To measure the effectiveness of our categorizer, we must compare its results with tweets that have been classified by an actual human. The simplest metric of effectiveness is to compute the percentage of tweets categorized correctly. Having classified the tweets by hand, we know the relative frequencies of each category. As such, we can compute our expected accuracy if we were to categorize tweets at random according to this same distribution. With the distribution of our test data, the expected success rate would be 38%. The model, on the other hand, correctly classifies 60% of all tweets. This represents a significant improvement over the random case.

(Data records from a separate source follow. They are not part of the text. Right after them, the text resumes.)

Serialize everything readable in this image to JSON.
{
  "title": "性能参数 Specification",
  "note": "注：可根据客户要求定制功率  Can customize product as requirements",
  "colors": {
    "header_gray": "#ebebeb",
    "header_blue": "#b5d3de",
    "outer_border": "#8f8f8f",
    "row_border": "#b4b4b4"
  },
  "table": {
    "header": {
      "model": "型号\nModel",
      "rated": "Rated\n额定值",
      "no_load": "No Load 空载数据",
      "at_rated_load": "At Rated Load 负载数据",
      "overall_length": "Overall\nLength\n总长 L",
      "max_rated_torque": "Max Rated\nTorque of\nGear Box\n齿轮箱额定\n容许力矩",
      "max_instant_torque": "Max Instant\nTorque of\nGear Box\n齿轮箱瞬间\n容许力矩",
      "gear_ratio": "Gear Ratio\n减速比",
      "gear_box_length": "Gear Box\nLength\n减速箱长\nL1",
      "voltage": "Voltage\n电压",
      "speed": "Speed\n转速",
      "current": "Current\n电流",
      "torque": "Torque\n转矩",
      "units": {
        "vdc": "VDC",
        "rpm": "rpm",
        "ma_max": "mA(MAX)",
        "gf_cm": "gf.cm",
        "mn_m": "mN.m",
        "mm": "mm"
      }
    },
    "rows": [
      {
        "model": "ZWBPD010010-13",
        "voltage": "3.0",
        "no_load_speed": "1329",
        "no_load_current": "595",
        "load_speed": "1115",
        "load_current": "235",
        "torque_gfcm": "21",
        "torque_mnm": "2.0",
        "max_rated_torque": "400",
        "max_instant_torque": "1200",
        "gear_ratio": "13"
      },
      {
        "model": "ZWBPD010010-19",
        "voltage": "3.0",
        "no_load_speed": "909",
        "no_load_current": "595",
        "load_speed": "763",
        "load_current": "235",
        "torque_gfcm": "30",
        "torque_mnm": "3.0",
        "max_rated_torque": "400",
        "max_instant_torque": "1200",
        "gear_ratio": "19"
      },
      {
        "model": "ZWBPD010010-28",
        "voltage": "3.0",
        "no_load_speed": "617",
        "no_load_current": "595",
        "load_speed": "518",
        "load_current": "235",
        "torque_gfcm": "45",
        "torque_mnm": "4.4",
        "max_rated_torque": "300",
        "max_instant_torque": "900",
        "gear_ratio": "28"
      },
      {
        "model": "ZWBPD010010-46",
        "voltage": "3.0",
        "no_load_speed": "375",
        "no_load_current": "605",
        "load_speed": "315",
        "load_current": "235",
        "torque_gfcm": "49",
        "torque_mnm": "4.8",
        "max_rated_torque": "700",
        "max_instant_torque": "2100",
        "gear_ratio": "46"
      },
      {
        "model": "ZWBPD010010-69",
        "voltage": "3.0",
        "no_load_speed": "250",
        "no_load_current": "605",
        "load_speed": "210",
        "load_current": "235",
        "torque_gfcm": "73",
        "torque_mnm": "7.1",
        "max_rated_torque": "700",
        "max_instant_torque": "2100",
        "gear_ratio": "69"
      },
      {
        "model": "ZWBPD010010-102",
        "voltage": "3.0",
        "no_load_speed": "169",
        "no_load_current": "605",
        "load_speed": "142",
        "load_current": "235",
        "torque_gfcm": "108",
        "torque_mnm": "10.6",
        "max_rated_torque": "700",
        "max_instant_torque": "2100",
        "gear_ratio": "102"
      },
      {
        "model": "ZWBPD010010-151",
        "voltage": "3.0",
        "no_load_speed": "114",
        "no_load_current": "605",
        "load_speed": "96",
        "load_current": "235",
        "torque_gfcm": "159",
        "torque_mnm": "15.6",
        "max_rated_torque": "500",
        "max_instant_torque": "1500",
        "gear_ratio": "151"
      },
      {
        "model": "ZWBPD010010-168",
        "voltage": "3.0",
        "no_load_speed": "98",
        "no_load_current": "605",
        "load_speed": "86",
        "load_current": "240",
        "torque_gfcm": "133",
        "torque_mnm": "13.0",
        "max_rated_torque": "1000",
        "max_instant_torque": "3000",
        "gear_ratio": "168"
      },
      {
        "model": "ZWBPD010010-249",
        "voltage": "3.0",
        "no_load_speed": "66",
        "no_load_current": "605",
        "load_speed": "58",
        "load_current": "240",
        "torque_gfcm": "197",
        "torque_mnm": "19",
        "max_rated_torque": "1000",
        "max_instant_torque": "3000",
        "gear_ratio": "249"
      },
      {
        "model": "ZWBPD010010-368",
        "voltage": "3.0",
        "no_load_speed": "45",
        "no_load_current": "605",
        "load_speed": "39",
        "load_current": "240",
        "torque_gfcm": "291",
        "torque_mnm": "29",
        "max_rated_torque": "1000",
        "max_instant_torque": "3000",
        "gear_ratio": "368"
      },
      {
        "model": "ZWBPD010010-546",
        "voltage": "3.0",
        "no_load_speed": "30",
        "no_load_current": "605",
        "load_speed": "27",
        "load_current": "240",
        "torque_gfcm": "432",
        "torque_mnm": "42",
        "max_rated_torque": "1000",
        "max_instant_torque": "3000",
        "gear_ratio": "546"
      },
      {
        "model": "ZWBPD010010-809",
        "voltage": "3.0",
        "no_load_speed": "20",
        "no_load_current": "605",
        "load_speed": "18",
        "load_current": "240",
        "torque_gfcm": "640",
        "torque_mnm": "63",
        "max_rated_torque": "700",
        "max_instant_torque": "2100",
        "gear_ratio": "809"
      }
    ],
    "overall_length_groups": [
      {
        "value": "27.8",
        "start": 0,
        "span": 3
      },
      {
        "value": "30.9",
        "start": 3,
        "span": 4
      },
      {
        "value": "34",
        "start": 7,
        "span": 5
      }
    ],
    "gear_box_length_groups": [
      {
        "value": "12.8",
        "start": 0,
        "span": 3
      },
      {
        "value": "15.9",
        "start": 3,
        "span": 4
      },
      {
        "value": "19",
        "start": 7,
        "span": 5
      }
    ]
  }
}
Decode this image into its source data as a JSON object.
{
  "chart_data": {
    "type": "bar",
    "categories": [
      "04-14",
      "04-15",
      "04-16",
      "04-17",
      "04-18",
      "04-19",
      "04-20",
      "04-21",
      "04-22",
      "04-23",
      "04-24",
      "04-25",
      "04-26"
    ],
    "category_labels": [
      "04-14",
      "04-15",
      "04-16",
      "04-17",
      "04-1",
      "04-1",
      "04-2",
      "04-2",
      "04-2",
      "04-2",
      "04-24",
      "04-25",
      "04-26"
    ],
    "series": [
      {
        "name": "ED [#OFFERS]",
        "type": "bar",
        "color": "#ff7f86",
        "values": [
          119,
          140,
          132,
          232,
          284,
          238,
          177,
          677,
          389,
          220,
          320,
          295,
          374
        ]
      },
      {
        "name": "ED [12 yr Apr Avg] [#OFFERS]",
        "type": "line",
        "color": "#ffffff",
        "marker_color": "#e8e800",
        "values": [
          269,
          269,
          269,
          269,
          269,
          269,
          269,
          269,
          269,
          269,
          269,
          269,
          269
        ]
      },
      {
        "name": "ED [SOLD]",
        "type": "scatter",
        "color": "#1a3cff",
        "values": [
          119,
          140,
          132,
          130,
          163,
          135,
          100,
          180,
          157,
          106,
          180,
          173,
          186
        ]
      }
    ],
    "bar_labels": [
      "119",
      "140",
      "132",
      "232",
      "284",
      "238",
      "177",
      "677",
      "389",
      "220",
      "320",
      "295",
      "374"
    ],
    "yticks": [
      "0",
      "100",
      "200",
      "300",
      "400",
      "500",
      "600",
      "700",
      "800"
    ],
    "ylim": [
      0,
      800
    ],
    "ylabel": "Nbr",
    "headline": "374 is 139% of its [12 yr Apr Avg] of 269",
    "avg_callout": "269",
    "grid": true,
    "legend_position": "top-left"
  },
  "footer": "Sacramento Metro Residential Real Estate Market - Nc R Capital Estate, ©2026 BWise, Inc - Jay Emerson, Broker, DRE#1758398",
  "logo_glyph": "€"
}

Our users will be more interested in how accurate the classifications are to their ‘true’ average values than in the sentiment of any one given tweet. The questions we are attempting to accurately answer for our clients include: what fraction of tweets is positive, what fraction is negative, and what fraction is neutral. This relative frequency of sentiments can be viewed as a discrete distribution on one random variable taking three possible values. Thus, three relative frequencies can take any value between 0 and 1 so long as they sum to 1. Geometrically, the set of allowable relative frequencies describe a surface in the unit cube (three variables with one constraint). Specifically, the surface of the unit sphere with all coordinates positive represents the set of all allowable distributions.
What does this have to with our accuracy? The point associated with the human-measured frequencies and the point associated with the frequencies generated by our automatic classifier lie .057 apart on the surface of the sphere. Are we willing to accept this as close enough to the true frequency distribution? The set of points that are within .057 of the point for the human measured frequencies makes up less than 0.6% of the total area of the spherical section that represents all possible frequency distributions. To account for possible error in human measurement, me must consider that the true distribution may not be equal to the human measured distribution. A reasonable estimate of this error puts our classifier’s distribution at most twice this distance from the true distribution, but possibly much closer.
We can thus estimate that our categorizer has produced a frequency that is in the 97th percentile. While this exact number may depend on the data set in question, any results near this accuracy paint a clear picture of overall sentiment across the web. We find this very encouraging, and expect that our results will only improve as we expand our training data set. Furthermore, now that we have laid the groundwork in our implementation, we can easily apply the Maximum Entropy algorithm to other classification problems, and hope to extend it to deeper problems such as consumer intent.
Reference
1. Alec Go, Richa Bhayani and Lei Huang, “Twitter Sentiment Classification using Distant Supervision,” http://www.stanford.edu/~alecmgo/papers/TwitterDistantSupervision09.pdf”
2. Bo Pang and Lillian Lee, “A Sentimental Education: Sentiment Analysis Using Subjectivity Summarization Based on Minimum Cuts,” http://www.cs.cornell.edu/home/llee/papers/cutsent.home.html“